His comments come as a reaction to the growing concerns in British society over the adverse impact of conflict between parents on children. Several issues compound these concerns:

-The generalized rejection to the current adversarial nature of divorce processes.

- The growing acceptance of a presumption of equally shared parenting for custody awards.

- The understanding of the importance of mediation in divorce processes.

-The generalized idea that both parents should be involved in their children’s education.

Even though there is no concrete law project in favor of joint custody in the United Kingdom, the fact that the powerful Tory Party favors joint custody should be considered a milestone in the attainment of one. This should be read as a sign of the profound transformations that family relations and gender roles are undergoing in many countries around the world, transformations that in the end will bring healthier families, happier children, and stronger communities.
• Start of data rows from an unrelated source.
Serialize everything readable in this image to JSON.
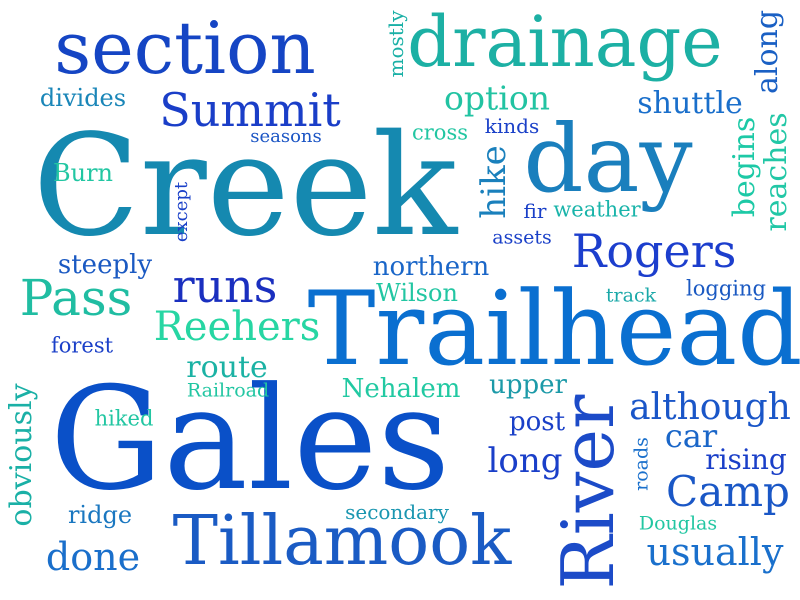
{
  "words": [
    {
      "text": "Creek",
      "color": "#1589b0",
      "rotated": false
    },
    {
      "text": "Trailhead",
      "color": "#0a6fd0",
      "rotated": false
    },
    {
      "text": "Gales",
      "color": "#0a50c8",
      "rotated": false
    },
    {
      "text": "section",
      "color": "#1545c4",
      "rotated": false
    },
    {
      "text": "drainage",
      "color": "#1cb0a4",
      "rotated": false
    },
    {
      "text": "day",
      "color": "#1a7fbd",
      "rotated": false
    },
    {
      "text": "Tillamook",
      "color": "#1a5bc4",
      "rotated": false
    },
    {
      "text": "River",
      "color": "#1c4bc8",
      "rotated": true
    },
    {
      "text": "Summit",
      "color": "#1a3ec8",
      "rotated": false
    },
    {
      "text": "Rogers",
      "color": "#1c3ecd",
      "rotated": false
    },
    {
      "text": "Pass",
      "color": "#20bda2",
      "rotated": false
    },
    {
      "text": "runs",
      "color": "#1a2fbf",
      "rotated": false
    },
    {
      "text": "Reehers",
      "color": "#27d6a3",
      "rotated": false
    },
    {
      "text": "Camp",
      "color": "#1a57c6",
      "rotated": false
    },
    {
      "text": "usually",
      "color": "#1a70cc",
      "rotated": false
    },
    {
      "text": "done",
      "color": "#1a6fcb",
      "rotated": false
    },
    {
      "text": "although",
      "color": "#1a56c8",
      "rotated": false
    },
    {
      "text": "long",
      "color": "#1a3fc9",
      "rotated": false
    },
    {
      "text": "option",
      "color": "#22c3a2",
      "rotated": false
    },
    {
      "text": "shuttle",
      "color": "#1a6fcb",
      "rotated": false
    },
    {
      "text": "route",
      "color": "#1bb2a4",
      "rotated": false
    },
    {
      "text": "northern",
      "color": "#1a66c8",
      "rotated": false
    },
    {
      "text": "obviously",
      "color": "#1ab0a6",
      "rotated": true
    },
    {
      "text": "Nehalem",
      "color": "#22c9a2",
      "rotated": false
    },
    {
      "text": "hike",
      "color": "#1a80bc",
      "rotated": true
    },
    {
      "text": "begins",
      "color": "#1dc9a6",
      "rotated": true
    },
    {
      "text": "along",
      "color": "#1a60c4",
      "rotated": true
    },
    {
      "text": "reaches",
      "color": "#22c7a6",
      "rotated": true
    },
    {
      "text": "car",
      "color": "#1a66c8",
      "rotated": false
    },
    {
      "text": "rising",
      "color": "#1a3fc8",
      "rotated": false
    },
    {
      "text": "steeply",
      "color": "#1a59c2",
      "rotated": false
    },
    {
      "text": "upper",
      "color": "#1c9aa8",
      "rotated": false
    },
    {
      "text": "post",
      "color": "#1a40c8",
      "rotated": false
    },
    {
      "text": "Wilson",
      "color": "#22c6a2",
      "rotated": false
    },
    {
      "text": "divides",
      "color": "#1a86b8",
      "rotated": false
    },
    {
      "text": "Burn",
      "color": "#22c6a2",
      "rotated": false
    },
    {
      "text": "secondary",
      "color": "#1a96b0",
      "rotated": false
    },
    {
      "text": "ridge",
      "color": "#1a77c0",
      "rotated": false
    },
    {
      "text": "Railroad",
      "color": "#22c6a2",
      "rotated": false
    },
    {
      "text": "hiked",
      "color": "#22c6a2",
      "rotated": false
    },
    {
      "text": "forest",
      "color": "#1a3fc8",
      "rotated": false
    },
    {
      "text": "weather",
      "color": "#1ab4aa",
      "rotated": false
    },
    {
      "text": "mostly",
      "color": "#1ab0a6",
      "rotated": true
    },
    {
      "text": "seasons",
      "color": "#1a54c4",
      "rotated": false
    },
    {
      "text": "cross",
      "color": "#22c6a2",
      "rotated": false
    },
    {
      "text": "kinds",
      "color": "#1a40c8",
      "rotated": false
    },
    {
      "text": "except",
      "color": "#1a40c8",
      "rotated": true
    },
    {
      "text": "fir",
      "color": "#1a40c8",
      "rotated": false
    },
    {
      "text": "assets",
      "color": "#1a40c8",
      "rotated": false
    },
    {
      "text": "track",
      "color": "#1aa8a8",
      "rotated": false
    },
    {
      "text": "logging",
      "color": "#1a59c2",
      "rotated": false
    },
    {
      "text": "roads",
      "color": "#1a70cc",
      "rotated": true
    },
    {
      "text": "Douglas",
      "color": "#22c6a2",
      "rotated": false
    }
  ]
}
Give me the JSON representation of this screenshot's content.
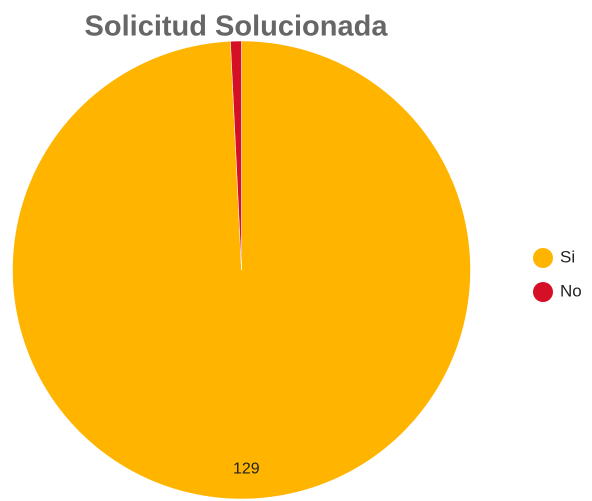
{
  "chart_data": {
    "type": "pie",
    "title": "Solicitud Solucionada",
    "categories": [
      "Si",
      "No"
    ],
    "values": [
      129,
      1
    ],
    "colors": [
      "#FFB400",
      "#D50F25"
    ],
    "legend": "right"
  }
}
I would like to finish this post quoting the last paragraph of the article, on which, after mentioning all the possible barriers against the concretion of a pro-joint custody law in the United Kingdom, says:

But those are all things to be dealt with, to be fought over when the time comes. Final victory never comes; movement toward greater father-child bonds is always a work in progress. It is now and always will be a process of becoming.”